The duties of individual directors are described in the Companies Act, CRI Act and the Crown Entities Act. In addition, candidates should have backgrounds that demonstrate strong personal integrity and ethics that will enable them to meet their obligations as a director.

Directors are expected to adhere to the Public Service Commission code of conduct(external link).

Further information on the relationships between Crown entities, Ministers, and departments can be found at It Takes Three: Operating Expectations Framework for Statutory Crown Entities(external link).

Membership of the Board

Directors (including the Chair) are appointed for terms of up to three years and may be reappointed on the expiry of their term. Directors of the Board may resign by written notice to the shareholding Ministers. Directors may be removed from office at any time, and for any reason, by written notice from the shareholding Ministers to the company.

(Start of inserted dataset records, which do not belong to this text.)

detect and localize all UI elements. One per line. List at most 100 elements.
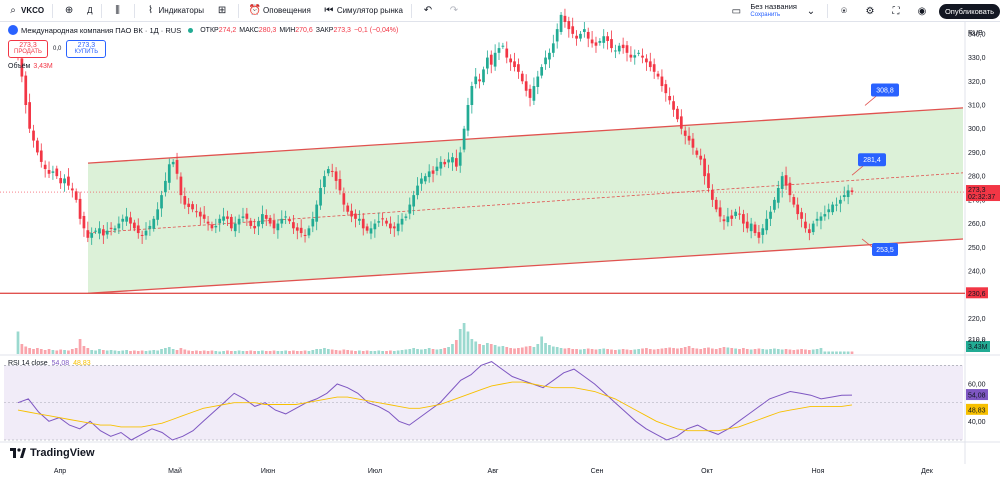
volume-bar [652,349,656,354]
volume-bar [51,350,55,354]
candle-body [594,42,598,46]
volume-bar [385,351,388,354]
volume-bar [257,351,260,354]
fullscreen-button[interactable]: ⛶ [883,0,909,22]
toolbar-divider [133,3,135,18]
candle-body [517,64,520,72]
sell-button[interactable]: 273,3 ПРОДАТЬ [8,40,48,58]
channel-lower-line [87,238,964,294]
rsi-ma-tag-text: 48,83 [968,407,986,414]
volume-bar [43,350,47,354]
compare-button[interactable]: ⊕ [56,0,82,22]
tradingview-logo-icon [10,448,26,458]
time-axis[interactable]: Апр Май Июн Июл Авг Сен Окт Ноя Дек [0,464,965,480]
volume-bar [218,351,222,354]
candle-body [381,218,384,220]
candle-body [621,44,625,49]
alarm-clock-icon: ⏰ [248,5,262,16]
volume-legend: Объём 3,43M [8,63,53,70]
layout-menu-button[interactable]: ▭ Без названия Сохранить ⌄ [723,0,824,22]
volume-bar [474,341,478,354]
redo-button[interactable]: ↷ [441,0,467,22]
candle-body [156,209,160,220]
candle-body [148,225,152,229]
volume-bar [198,351,202,354]
toolbar-divider [238,3,240,18]
volume-bar [245,351,249,354]
candle-body [586,31,590,39]
time-tick-label: Май [168,468,182,475]
volume-bar [676,348,679,354]
indicators-button[interactable]: ⌇ Индикаторы [138,0,209,22]
quick-search-button[interactable]: ⍟ [831,0,857,22]
volume-bar [206,351,210,354]
settings-button[interactable]: ⚙ [857,0,883,22]
snapshot-button[interactable]: ◉ [909,0,935,22]
toolbar-right: ▭ Без названия Сохранить ⌄ ⍟ ⚙ ⛶ ◉ Опубл… [723,0,1000,22]
tradingview-logo[interactable]: TradingView [10,447,95,459]
volume-bar [299,351,303,354]
replay-button[interactable]: ⏮ Симулятор рынка [316,0,408,22]
volume-bar [517,348,520,354]
chart-type-button[interactable]: ⫼ [105,0,131,22]
candle-body [501,45,505,47]
time-tick-label: Дек [921,468,933,475]
candle-body [625,45,629,53]
volume-bar [295,351,299,354]
toolbar-divider [52,3,54,18]
candle-body [699,155,703,160]
candle-body [361,218,365,229]
volume-bar [109,350,113,354]
volume-bar [776,349,780,354]
currency-label: RUB [968,30,983,37]
volume-bar [288,351,291,354]
candle-body [722,219,726,222]
buy-button[interactable]: 273,3 КУПИТЬ [66,40,107,58]
gear-icon: ⚙ [865,5,875,17]
symbol-title: Международная компания ПАО ВК · 1Д · RUS [21,25,182,35]
channel-upper-line [87,107,964,164]
candle-body [179,176,183,196]
volume-bar [757,348,761,354]
volume-bar [482,345,485,354]
candle-body [536,76,540,87]
volume-bar [614,350,617,354]
volume-bar [435,349,439,354]
volume-bar [520,347,524,354]
volume-bar [714,349,718,354]
volume-bar [831,351,834,354]
volume-bar [229,351,233,354]
interval-button[interactable]: Д [82,0,97,22]
sell-price: 273,3 [19,42,37,49]
candle-body [505,48,509,58]
candle-body [742,214,745,224]
candle-body [482,69,485,83]
last-price-tag [966,185,1000,202]
candle-body [734,211,737,216]
volume-bar [664,348,668,354]
publish-button[interactable]: Опубликовать [938,3,1000,19]
candle-body [404,216,408,218]
low-value: 270,6 [295,26,313,34]
symbol-search-button[interactable]: ⌕ VKCO [0,0,49,22]
volume-bar [400,350,404,354]
undo-button[interactable]: ↶ [415,0,441,22]
candle-body [32,130,35,141]
candle-body [551,43,555,53]
candle-body [730,215,734,219]
upper-price-callout-connector [864,95,878,106]
volume-bar [458,329,462,354]
layouts-button[interactable]: ⊞ [209,0,235,22]
alerts-button[interactable]: ⏰ Оповещения [242,0,316,22]
volume-bar [489,344,493,354]
volume-bar [800,349,803,354]
candle-body [249,220,253,226]
candle-body [365,226,369,231]
price-tick-label: 330,0 [968,55,986,62]
candle-body [509,58,512,63]
volume-bar [36,348,39,354]
volume-bar [175,350,179,354]
volume-bar [342,349,346,354]
candle-body [222,216,225,221]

Time commitment and remuneration

The Chair of Scion is paid a fee of $70,158 per year.

The Board meets approximately 9 times a year with the majority of those meetings in person in Rotorua, Wellington or Christchurch.  In addition to board meetings directors are expected to contribute to one or more of the Audit & Risk, People & Culture and Masterplan Committees. These committee meetings are held by videoconference. In addition to preparing for those meetings, directors may also participate in ad hoc decision-making during the year. The Chair is also expected to spend additional time preparing for each meeting and on other Board matters.

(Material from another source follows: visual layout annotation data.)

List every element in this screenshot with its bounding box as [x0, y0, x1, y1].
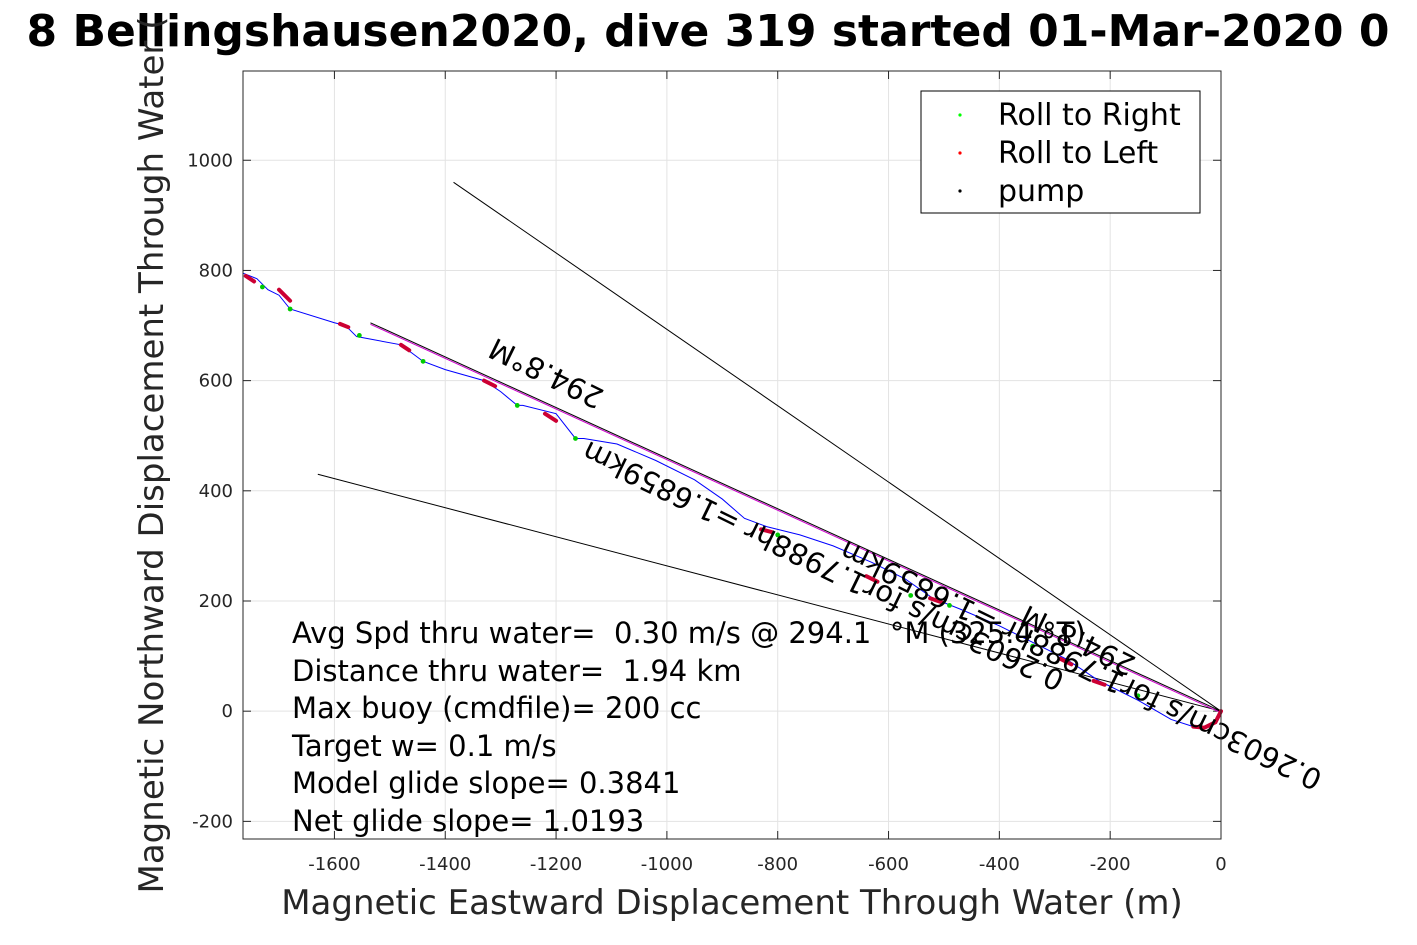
y-tick-label: 1000: [187, 150, 233, 171]
y-tick-label: -200: [192, 811, 233, 832]
x-axis-ticks: -1600 -1400 -1200 -1000 -800 -600 -400 -200 0: [308, 71, 1227, 875]
roll-right-point: [259, 284, 265, 290]
legend-marker-roll-left: [958, 151, 962, 155]
y-tick-label: 0: [222, 701, 233, 722]
roll-left-segment: [864, 574, 880, 584]
roll-left-segment: [398, 342, 412, 353]
x-tick-label: -1200: [530, 854, 582, 875]
roll-left-segment: [1091, 678, 1107, 687]
roll-left-segment: [243, 273, 257, 284]
roll-right-point: [1030, 643, 1036, 649]
chart-title: 8 Bellingshausen2020, dive 319 started 0…: [27, 6, 1390, 57]
roll-right-point: [947, 603, 952, 608]
x-tick-label: -1000: [641, 854, 693, 875]
legend-label-pump: pump: [998, 174, 1084, 209]
roll-left-segment: [542, 411, 559, 423]
legend-marker-pump: [958, 189, 962, 193]
y-axis-ticks: -200 0 200 400 600 800 1000: [187, 150, 1221, 832]
series-layer: [242, 181, 1223, 730]
roll-left-segment: [1191, 709, 1223, 730]
stat-model-glide-slope: Model glide slope= 0.3841: [292, 766, 680, 800]
roll-right-point: [287, 306, 293, 312]
x-axis-label: Magnetic Eastward Displacement Through W…: [281, 883, 1183, 923]
stat-max-buoy: Max buoy (cmdfile)= 200 cc: [292, 691, 701, 725]
legend-label-roll-right: Roll to Right: [998, 98, 1181, 133]
legend: Roll to Right Roll to Left pump: [920, 90, 1201, 214]
roll-left-segment: [337, 321, 351, 330]
roll-left-segment: [482, 378, 498, 389]
dive-track-line: [242, 272, 1222, 729]
heading-line-lower: [317, 473, 1222, 712]
legend-label-roll-left: Roll to Left: [998, 136, 1158, 171]
y-tick-label: 400: [199, 481, 233, 502]
stat-net-glide-slope: Net glide slope= 1.0193: [292, 804, 644, 838]
roll-left-segment: [928, 596, 944, 605]
x-tick-label: -800: [757, 854, 798, 875]
plot-frame: [242, 70, 1222, 840]
x-tick-label: 0: [1215, 854, 1226, 875]
stat-target-w: Target w= 0.1 m/s: [291, 729, 557, 763]
roll-left-segment: [277, 287, 293, 303]
roll-right-point: [420, 358, 426, 364]
roll-right-point: [514, 403, 520, 408]
roll-right-point: [908, 593, 914, 598]
y-axis-label: Magnetic Northward Displacement Through …: [132, 17, 172, 894]
x-tick-label: -1600: [308, 854, 360, 875]
course-line: [370, 322, 1222, 712]
x-tick-label: -200: [1090, 854, 1131, 875]
y-tick-label: 800: [199, 260, 233, 281]
course-line-magenta: [370, 323, 1222, 714]
legend-marker-roll-right: [958, 113, 962, 117]
x-tick-label: -400: [979, 854, 1020, 875]
legend-box: [920, 90, 1201, 214]
roll-left-segment: [1058, 656, 1074, 667]
y-tick-label: 200: [199, 591, 233, 612]
roll-left-segment: [759, 527, 775, 535]
y-tick-label: 600: [199, 371, 233, 392]
roll-right-point: [775, 532, 781, 538]
roll-right-point: [573, 436, 578, 441]
heading-line-upper: [453, 181, 1222, 712]
stat-distance: Distance thru water= 1.94 km: [292, 654, 742, 688]
roll-right-point: [356, 333, 362, 338]
x-tick-label: -600: [868, 854, 909, 875]
x-tick-label: -1400: [419, 854, 471, 875]
roll-right-point: [1135, 693, 1141, 699]
dive-stats-text: Avg Spd thru water= 0.30 m/s @ 294.1 °M …: [291, 616, 1086, 838]
stat-avg-speed: Avg Spd thru water= 0.30 m/s @ 294.1 °M …: [292, 616, 1086, 650]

Person specifications - Chairperson

Specific skills required

At this time, the Minister of Science, Innovation and Technology is seeking candidates for the Chair role, who can provide a number of the following specific skills and experience:

  • Proven governance experience, including previous experience in Chair roles.
  • A genuine interest in Scion’s purpose and the contextual environment in which Scion operates.
  • Strategic leadership capabilities.
  • Ideally an understanding of public accountability.

Additional skills, experience and attributes

  • Business and commercial acumen, including industry connections.
  • Commercialisation and innovation experience.
  • Financial acumen, including audit and risk management expertise.
  • Stakeholder management experience.
  • An understanding of the science and research system.
  • Media and public relations experience.
  • Expertise in change management and human resources.

Applicants must have the legal right to work in New Zealand.

Disclosure of interest

Before a person is appointed as a director of a Crown entity, the person must complete a disclosure form informing the shareholding Ministers the nature and extent (including monetary value, if quantifiable) of all interests that the person has at that time, or is likely to have, in matters relating to the Crown entity company.